Rien ne sert de courir, il faut partir à point
Le jour J, l'enthousiasme et le discours de Régis tombent à plat. Le DG n'a rien compris. Trop complexe, trop d'options. Pas chaud le monsieur. Tout s'effondre. Dommage, ça a failli être un bon film. “Il y a eu plusieurs étincelles... plusieurs se sont éteintes aussi”. Gros coup d'arrêt pour Régis, donc qui aurait pu laisser tomber et trouver d’autres sujets pour la machine à café. Mais le quadragénaire est tenace. “Les autres me suivaient mais sans porter le projet dans leurs tripes comme moi, malgré cela, j'ai réagi, je suis allé mettre en pratique, je voulais du concret.” Il commence ainsi à faire du mentoring avec des ONG, apporte sa petite pierre à l'édifice avec ses 15 ans d'expérience.
Quelques mois plus tard, le film recommence, avec un scénario plus modeste cette fois. “Je propose au directeur une évaluation B-Corp”. Cette fois, ça passe. “On est des ingés, on aime les chiffres”. Cette méthodologie externe n'est pas une idée de Régis-tout-seul, c'est un truc réputé, visible dans des grands groupes comme Danone, cela rassure. Et puis quand les gens voient les résultats, “qu'on est à 70 sur 80”, la question naturelle derrière, c'est “comment faire pour avoir un meilleur score ?”

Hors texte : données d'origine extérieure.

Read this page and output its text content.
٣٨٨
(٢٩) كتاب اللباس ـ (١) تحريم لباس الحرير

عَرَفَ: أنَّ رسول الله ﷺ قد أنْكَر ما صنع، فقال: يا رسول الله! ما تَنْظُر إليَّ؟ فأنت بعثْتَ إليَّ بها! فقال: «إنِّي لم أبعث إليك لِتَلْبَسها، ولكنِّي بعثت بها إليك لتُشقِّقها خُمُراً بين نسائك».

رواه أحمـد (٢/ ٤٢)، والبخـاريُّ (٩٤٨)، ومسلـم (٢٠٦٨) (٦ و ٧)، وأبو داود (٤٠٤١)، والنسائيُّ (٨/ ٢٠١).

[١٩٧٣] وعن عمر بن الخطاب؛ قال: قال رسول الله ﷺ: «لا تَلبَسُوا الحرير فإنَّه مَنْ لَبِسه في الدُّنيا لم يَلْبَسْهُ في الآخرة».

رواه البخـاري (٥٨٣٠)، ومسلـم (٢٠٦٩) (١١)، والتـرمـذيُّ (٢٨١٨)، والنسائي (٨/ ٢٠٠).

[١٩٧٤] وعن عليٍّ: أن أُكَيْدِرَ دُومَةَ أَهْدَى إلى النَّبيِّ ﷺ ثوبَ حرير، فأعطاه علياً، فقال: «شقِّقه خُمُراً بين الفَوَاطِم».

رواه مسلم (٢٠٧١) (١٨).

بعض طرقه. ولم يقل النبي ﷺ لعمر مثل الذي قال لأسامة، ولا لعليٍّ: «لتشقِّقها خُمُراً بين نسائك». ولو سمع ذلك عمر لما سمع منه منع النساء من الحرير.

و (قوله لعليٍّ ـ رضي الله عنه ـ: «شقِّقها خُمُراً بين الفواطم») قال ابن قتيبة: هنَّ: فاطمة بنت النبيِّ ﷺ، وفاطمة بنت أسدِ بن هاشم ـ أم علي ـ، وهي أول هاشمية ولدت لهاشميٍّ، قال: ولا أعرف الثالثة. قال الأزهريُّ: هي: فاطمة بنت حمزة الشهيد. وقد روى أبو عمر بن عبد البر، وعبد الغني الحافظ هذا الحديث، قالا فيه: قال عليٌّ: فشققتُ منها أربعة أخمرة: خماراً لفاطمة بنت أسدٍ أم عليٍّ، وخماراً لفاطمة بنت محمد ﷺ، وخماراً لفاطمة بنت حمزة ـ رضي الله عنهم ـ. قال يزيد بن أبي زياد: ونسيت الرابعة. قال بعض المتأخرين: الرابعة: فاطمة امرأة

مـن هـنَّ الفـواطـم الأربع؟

Association de bienfaiteurs
À cela s'ajoute la bonne nouvelle Blanca : “j'ai une amie qui arrive dans l'entreprise à ce moment-là, et qui partage vraiment mes idées. Cela nous motive beaucoup de s'attaquer à ce sujet en étant deux”. Après le petit succès de la démarche B-Corp, le duo vend “des calendriers plantables au profit de MSF". Tout bête et pourtant dans les couloirs les gens discutent, le sujet de l'impact arrive tout en douceur.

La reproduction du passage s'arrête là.